A Benzodiazepine-Derived Molecule That Interferes with the Bio-Mechanical Properties of Glioblastoma-Astrocytoma Cells Altering Their Proliferation and Migration.

Abstract

Glioblastoma multiforme (grade IV glioma) is characterized by a high invasive potential, making surgical intervention extremely challenging and patient survival very limited. Current pharmacological approaches show, at best, slight improvements in the therapy against this type of tumor. Microtubules are often the target of antitumoral drugs, and specific drugs affecting their dynamics by acting on microtubule-associated proteins (MAPs) without producing their depolymerization could affect both glioma cell migration/invasion and cell proliferation.
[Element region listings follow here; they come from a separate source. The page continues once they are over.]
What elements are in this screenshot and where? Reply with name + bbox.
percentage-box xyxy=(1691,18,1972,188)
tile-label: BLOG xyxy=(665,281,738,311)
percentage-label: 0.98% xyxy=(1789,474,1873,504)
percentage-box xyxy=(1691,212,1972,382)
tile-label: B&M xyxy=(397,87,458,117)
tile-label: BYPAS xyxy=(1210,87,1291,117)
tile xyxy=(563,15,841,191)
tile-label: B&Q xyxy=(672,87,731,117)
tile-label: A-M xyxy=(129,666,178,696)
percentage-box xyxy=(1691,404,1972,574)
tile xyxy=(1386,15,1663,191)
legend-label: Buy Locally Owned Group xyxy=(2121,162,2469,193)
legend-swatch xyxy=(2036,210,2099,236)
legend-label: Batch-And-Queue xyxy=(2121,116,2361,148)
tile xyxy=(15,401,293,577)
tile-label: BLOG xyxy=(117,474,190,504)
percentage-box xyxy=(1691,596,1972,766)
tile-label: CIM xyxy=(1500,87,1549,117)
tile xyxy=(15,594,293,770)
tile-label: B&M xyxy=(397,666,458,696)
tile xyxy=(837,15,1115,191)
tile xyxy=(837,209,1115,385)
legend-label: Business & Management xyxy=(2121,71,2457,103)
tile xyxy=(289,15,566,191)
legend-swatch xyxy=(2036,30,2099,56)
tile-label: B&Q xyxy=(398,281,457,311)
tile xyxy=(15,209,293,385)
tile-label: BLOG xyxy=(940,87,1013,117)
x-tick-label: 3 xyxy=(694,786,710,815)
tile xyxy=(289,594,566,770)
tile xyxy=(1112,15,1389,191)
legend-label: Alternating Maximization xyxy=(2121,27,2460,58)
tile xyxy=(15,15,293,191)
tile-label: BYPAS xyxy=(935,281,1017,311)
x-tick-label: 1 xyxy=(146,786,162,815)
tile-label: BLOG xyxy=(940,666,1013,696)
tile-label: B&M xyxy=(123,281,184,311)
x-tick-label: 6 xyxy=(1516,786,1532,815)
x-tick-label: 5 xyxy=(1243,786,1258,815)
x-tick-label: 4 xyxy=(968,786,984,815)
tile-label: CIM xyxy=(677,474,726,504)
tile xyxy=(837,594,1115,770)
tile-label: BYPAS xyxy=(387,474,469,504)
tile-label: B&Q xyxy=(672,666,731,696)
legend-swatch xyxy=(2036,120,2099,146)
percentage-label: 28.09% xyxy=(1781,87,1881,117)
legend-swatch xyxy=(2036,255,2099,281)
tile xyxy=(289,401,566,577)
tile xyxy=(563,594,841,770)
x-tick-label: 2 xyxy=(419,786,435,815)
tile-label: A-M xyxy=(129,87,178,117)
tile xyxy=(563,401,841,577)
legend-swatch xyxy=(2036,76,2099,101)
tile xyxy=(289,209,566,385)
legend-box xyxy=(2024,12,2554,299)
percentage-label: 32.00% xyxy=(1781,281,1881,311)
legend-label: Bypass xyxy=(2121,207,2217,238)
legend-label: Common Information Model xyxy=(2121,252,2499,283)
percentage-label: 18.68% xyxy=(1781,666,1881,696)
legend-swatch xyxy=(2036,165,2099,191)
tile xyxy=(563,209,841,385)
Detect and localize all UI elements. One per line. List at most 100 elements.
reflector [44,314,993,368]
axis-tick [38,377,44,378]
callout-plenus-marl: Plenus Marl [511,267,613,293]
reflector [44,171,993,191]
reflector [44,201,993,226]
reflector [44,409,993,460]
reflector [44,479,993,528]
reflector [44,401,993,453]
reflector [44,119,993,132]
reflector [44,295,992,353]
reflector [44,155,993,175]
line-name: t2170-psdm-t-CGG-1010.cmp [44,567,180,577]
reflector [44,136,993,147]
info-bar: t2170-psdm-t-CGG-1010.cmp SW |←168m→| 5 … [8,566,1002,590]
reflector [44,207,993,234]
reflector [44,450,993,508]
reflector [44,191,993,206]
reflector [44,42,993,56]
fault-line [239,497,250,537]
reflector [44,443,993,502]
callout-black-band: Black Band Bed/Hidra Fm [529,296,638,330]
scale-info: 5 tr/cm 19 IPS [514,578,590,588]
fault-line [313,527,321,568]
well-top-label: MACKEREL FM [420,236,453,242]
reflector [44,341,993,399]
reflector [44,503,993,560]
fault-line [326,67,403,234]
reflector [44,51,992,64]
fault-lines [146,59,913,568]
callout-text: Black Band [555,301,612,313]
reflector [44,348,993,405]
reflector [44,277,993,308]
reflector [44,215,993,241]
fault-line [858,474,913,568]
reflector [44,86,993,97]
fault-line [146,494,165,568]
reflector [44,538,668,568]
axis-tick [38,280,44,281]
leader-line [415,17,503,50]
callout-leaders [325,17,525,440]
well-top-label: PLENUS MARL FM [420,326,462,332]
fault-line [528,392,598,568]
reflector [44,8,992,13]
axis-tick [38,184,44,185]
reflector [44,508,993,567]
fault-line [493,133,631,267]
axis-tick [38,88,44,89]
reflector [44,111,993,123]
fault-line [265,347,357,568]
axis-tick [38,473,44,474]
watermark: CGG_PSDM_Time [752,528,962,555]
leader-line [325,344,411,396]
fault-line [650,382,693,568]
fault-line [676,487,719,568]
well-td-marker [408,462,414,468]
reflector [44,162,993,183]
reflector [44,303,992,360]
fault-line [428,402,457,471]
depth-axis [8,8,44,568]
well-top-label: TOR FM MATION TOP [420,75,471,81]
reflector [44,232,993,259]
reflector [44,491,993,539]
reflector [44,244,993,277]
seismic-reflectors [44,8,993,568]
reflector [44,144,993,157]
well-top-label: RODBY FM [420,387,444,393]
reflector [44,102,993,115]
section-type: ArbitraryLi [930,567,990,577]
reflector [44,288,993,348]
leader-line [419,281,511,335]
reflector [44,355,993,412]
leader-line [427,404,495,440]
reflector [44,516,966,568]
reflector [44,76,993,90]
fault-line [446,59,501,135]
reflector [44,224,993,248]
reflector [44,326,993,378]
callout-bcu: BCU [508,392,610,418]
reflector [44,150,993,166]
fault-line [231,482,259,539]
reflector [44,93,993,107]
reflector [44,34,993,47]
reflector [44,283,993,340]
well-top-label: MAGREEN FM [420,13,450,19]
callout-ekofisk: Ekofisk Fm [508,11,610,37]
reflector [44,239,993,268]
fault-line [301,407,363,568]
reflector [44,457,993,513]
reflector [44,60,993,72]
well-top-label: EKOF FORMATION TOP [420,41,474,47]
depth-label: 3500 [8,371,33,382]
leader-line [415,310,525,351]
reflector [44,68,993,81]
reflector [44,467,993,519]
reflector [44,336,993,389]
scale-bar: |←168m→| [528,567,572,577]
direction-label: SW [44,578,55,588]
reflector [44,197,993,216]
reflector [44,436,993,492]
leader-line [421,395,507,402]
Here, we analyzed on a cellular model of glioblastoma multiforme, the effect of a molecule (1-(4-amino-3,5-dimethylphenyl)-3,5-dihydro-7,8-ethylenedioxy-4h2,3-benzodiazepin-4-one, hereafter named 1g) which was shown to act as a cytostatic drug in other cell types by affecting microtubule dynamics. We found that the molecule acts also as a migration suppressor by inducing a loss of cell polarity. We characterized the mechanics of U87MG cell aggregates exposed to 1g by different biophysical techniques. We considered both 3D aggregates and 2D cell cultures, testing substrates of different stiffness. We established that this molecule produces a decrease of cell spheroid contractility and it impairs 3D cell invasion. At the same time, in the case of isolated cells, 1g selectively produces an almost instantaneous loss of cell polarity blocking migration and it also produces a disorganization of the mitotic spindle when cells reach mitosis, leading to frequent mitotic slippage events followed by cell death. We can state that the studied molecule produces similar effects to other molecules that are known to affect the dynamics of microtubules, but probably indirectly via microtubule-associated proteins (MAPs) and following different biochemical pathways. Consistently, we report evidence that, regarding its effect on cell morphology, this molecule shows a specificity for some cell types such as glioma cells. Interestingly, being a molecule derived from a benzodiazepine, the 1g chemical structure could allow this molecule to easily cross the blood-brain barrier. Thanks to its chemical/physical properties, the studied molecule could be a promising new drug for the specific treatment of GBM.